- Chinese regulators said Thursday they have finalized first-of-a-kind rules for generative artificial intelligence as it looks to increase oversight of the fast-growing technology.
- The powerful Cyberspace Administration of China (CAC) said it was working with several other regulators to come up with the new regulation, which will take effect on August 15.
- Generative AI is a rapidly growing area of technology where artificial intelligence services are able to generate content such as text or images.
China’s artificial intelligence
Ying Tang | Nurphoto | Getty Images
Chinese regulators on Thursday finalized first-of-a-kind rules for generative artificial intelligence, as the country looks to increase oversight of the fast-growing technology.
The powerful Cyberspace Administration of China (CAC) said it was working with several other regulators to come up with the new regulation, which will take effect on August 15.
Generative AI is a rapidly growing area of technology where artificial intelligence services are able to generate content such as text or images.
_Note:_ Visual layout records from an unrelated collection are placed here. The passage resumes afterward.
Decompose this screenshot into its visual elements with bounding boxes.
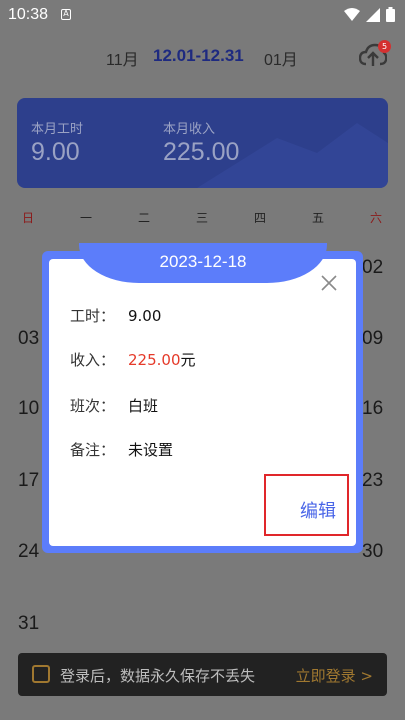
close-icon[interactable]: [318, 272, 340, 294]
month-navigation: 11月 12.01-12.31 01月: [0, 44, 405, 70]
calendar-day[interactable]: 10: [18, 398, 39, 420]
note-label: 备注：: [70, 441, 116, 459]
weekday-sun: 日: [21, 211, 34, 225]
prev-month-button[interactable]: 11月: [106, 46, 139, 70]
calendar-day[interactable]: 17: [18, 470, 39, 492]
calendar-day[interactable]: 31: [18, 613, 39, 635]
calendar-day[interactable]: 24: [18, 541, 39, 563]
signal-icon: [366, 7, 380, 22]
login-now-button[interactable]: 立即登录 >: [296, 665, 373, 686]
dialog-hours-row: 工时： 9.00: [70, 305, 161, 326]
calendar-day[interactable]: 16: [362, 398, 383, 420]
weekday-thu: 四: [253, 211, 266, 225]
login-banner[interactable]: 登录后，数据永久保存不丢失 立即登录 >: [18, 653, 387, 696]
monthly-summary-card: 本月工时 9.00 本月收入 225.00: [17, 98, 388, 188]
next-month-button[interactable]: 01月: [264, 46, 298, 70]
monthly-hours-value: 9.00: [31, 138, 80, 166]
dialog-shift-row: 班次： 白班: [70, 395, 158, 416]
edit-button[interactable]: 编辑: [300, 497, 336, 523]
income-value: 225.00: [128, 351, 181, 369]
shift-label: 班次：: [70, 397, 116, 415]
wifi-icon: [344, 7, 360, 21]
sync-badge: 5: [378, 40, 391, 53]
login-banner-text: 登录后，数据永久保存不丢失: [60, 667, 256, 685]
calendar-day[interactable]: 02: [362, 257, 383, 279]
weekday-wed: 三: [195, 211, 208, 225]
income-label: 收入：: [70, 351, 116, 369]
calendar-day[interactable]: 03: [18, 328, 39, 350]
weekday-sat: 六: [369, 211, 382, 225]
notification-a-icon: A: [61, 9, 71, 20]
battery-icon: [386, 7, 395, 22]
lock-icon: [32, 665, 50, 683]
status-bar: 10:38 A: [0, 0, 405, 30]
calendar-day[interactable]: 23: [362, 470, 383, 492]
dialog-income-row: 收入： 225.00元: [70, 349, 196, 370]
status-time: 10:38: [8, 6, 49, 23]
calendar-day[interactable]: 30: [362, 541, 383, 563]
monthly-income-label: 本月收入: [163, 122, 216, 137]
hours-value: 9.00: [128, 307, 162, 325]
hours-label: 工时：: [70, 307, 116, 325]
dialog-note-row: 备注： 未设置: [70, 439, 173, 460]
weekday-fri: 五: [311, 211, 324, 225]
monthly-hours-label: 本月工时: [31, 122, 84, 137]
dialog-date: 2023-12-18: [159, 252, 247, 271]
monthly-income-value: 225.00: [163, 138, 240, 166]
weekday-tue: 二: [137, 211, 150, 225]
weekday-header: 日 一 二 三 四 五 六: [0, 209, 405, 227]
note-value: 未设置: [128, 441, 174, 459]
weekday-mon: 一: [79, 211, 92, 225]
calendar-day[interactable]: 09: [362, 328, 383, 350]
income-unit: 元: [180, 351, 196, 369]
current-month-range: 12.01-12.31: [153, 46, 244, 65]
shift-value: 白班: [128, 397, 159, 415]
ChatGPT, developed by the American firm OpenAI, is the most famous example and allows users to ask the chatbot and receive answers to questions.
These services are trained on huge amounts of data. However, ChatGPT’s success has sparked a wave of rival services emerging, raising concerns among global regulators about the potential risks surrounding the technology.
Chinese tech giants have jumped on the bandwagon, announcing plans and launching their own generative AI services.
But China, which tightly controls the domestic internet via censorship and regulation, is watching AI developments closely. Chinese regulators are concerned about the potential for these services to generate content that may conflict with Beijing’s views or ideology.
That’s partly why Chinese tech firms have been cautious about launching their ChatGPT-like services. Instead of complete services that are widely available to the public, Chinese companies have focused their technology on enterprise and narrow uses.
For example, this month Alibaba launched an artificial intelligence tool that can generate images from messages called Tongyi Wanxiang, but it is only available to corporate customers for beta testing.
However, the rules from the CAC give the technology giants a framework to work with when it comes to technology.
The rules will only apply to generative AI services that are available to the general public rather than those that are developed in, for example, research institutions.
Generative AI services must obtain a license to operate, the CAC said.
If a generative AI service provider finds “illegal” content, it should take steps to stop generating that content, improve its algorithm, and then report that material to the relevant authority.
Providers of these services must conduct security assessments of their product and ensure that user information is secure.
Generative AI services in China must also adhere to the “core values of socialism,” the CAC said.
Still, regulators are trying to find the balance between making China a leader in artificial intelligence while keeping an eye on developments.
CAC’s rules said the regulation aims to encourage innovative applications of generative AI and support the development of related infrastructure such as semiconductors.